The activity level of a repository represents the frequency of changes made to a repository in the last six months. The activity level can be classified as:
- Stale: There is no activity in the last six months.
- Monthly: There are changes in the last six months, but they were not enough to classify it as either weekly or daily.
- Weekly: There is typically a change every week.
- Daily: There is typically a change every day.
Currently, pull requests, reviews, commits and comments are all considered to be changes.
The data used to calculate the activity level is retrieved from the GitHub GraphQL API. Currently, we retrieve six months of data from the default branch of a repository and we refresh the data every Sunday.
The relevant pieces of information for the activity level calculation are:
How it is calculated
Our main objective was to design an algorithm that was simple and easy to understand. Thus, we came up with a solution that calculates the activity level based on the median of the weekly total number of changes.

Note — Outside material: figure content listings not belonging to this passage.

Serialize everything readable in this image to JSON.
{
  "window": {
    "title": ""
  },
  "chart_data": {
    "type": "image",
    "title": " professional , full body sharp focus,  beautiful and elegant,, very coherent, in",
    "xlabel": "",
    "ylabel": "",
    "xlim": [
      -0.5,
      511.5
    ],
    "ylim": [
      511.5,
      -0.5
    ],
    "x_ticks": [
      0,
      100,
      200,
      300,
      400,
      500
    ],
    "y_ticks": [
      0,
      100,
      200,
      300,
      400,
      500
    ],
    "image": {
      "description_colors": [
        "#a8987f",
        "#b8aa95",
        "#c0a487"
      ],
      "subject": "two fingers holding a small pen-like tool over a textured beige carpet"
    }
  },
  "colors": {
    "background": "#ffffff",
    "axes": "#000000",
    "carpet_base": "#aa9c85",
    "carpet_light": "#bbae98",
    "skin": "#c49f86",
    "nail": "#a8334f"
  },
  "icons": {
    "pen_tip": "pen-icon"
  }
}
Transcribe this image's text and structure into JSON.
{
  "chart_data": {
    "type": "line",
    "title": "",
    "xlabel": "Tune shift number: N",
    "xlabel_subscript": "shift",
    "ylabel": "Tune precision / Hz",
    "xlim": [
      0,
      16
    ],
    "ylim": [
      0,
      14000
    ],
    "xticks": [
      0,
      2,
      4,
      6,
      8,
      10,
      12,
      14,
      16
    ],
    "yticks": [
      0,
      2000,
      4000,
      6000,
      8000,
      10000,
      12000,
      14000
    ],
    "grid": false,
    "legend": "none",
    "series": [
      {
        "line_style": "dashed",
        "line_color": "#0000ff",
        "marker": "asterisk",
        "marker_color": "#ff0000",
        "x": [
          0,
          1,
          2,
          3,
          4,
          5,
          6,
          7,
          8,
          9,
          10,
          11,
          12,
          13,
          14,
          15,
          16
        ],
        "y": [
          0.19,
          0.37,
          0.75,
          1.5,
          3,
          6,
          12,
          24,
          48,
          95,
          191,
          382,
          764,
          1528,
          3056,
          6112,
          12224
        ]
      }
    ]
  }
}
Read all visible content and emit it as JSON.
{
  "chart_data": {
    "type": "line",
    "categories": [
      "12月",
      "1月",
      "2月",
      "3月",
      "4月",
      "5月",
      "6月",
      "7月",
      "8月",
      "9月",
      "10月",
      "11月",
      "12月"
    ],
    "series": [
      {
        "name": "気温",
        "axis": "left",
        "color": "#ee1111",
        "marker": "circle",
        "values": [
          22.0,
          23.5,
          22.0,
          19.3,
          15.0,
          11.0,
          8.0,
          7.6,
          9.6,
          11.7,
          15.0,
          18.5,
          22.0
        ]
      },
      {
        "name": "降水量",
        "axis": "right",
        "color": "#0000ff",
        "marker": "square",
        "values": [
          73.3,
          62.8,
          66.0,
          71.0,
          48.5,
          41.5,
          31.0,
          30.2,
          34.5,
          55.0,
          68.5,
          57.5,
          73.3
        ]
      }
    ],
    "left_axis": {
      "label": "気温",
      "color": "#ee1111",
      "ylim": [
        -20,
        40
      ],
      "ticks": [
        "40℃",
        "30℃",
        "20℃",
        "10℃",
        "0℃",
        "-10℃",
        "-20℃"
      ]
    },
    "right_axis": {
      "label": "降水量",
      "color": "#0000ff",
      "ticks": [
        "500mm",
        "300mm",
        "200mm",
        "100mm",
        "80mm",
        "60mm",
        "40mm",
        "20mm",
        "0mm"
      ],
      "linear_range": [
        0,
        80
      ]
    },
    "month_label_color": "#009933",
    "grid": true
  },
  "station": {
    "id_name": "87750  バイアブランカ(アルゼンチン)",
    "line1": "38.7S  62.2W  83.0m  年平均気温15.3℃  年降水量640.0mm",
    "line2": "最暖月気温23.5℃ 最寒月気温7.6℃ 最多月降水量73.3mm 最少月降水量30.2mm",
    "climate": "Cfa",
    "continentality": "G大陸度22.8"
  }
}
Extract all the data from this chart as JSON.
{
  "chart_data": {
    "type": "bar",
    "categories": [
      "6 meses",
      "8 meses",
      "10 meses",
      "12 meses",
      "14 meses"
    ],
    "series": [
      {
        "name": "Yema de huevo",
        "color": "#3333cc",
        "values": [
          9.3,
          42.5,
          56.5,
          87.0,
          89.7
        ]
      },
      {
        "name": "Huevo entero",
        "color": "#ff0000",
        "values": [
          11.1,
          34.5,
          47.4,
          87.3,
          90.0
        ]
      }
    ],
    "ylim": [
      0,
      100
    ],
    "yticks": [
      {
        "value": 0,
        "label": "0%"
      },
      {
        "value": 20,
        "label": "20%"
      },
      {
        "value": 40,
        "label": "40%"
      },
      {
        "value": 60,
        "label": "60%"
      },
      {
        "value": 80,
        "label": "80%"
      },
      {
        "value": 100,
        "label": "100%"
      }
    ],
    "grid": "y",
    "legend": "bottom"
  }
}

The algorithm can be described in five simple steps:
- The first step merges all changes into a bundle. If there are no changes, the activity level is immediately classified as stale.
- The second step divides the bundle of changes into weekly chunks and calculates the total number of changes in each week.
- The third step gathers the total number of changes per week into a bundle and sorts it in ascending order.
- The forth step calculates the median value of that bundle.
- Finally, the fifth step infers the activity level based on the median. If the median is greater or equal to 5, then the activity level is classified as daily. If the median is not greater or equal to 5, but it is greater than 0, then the activity level is classified as weekly. If no other classification has been made until this point, then the activity level is classified as monthly.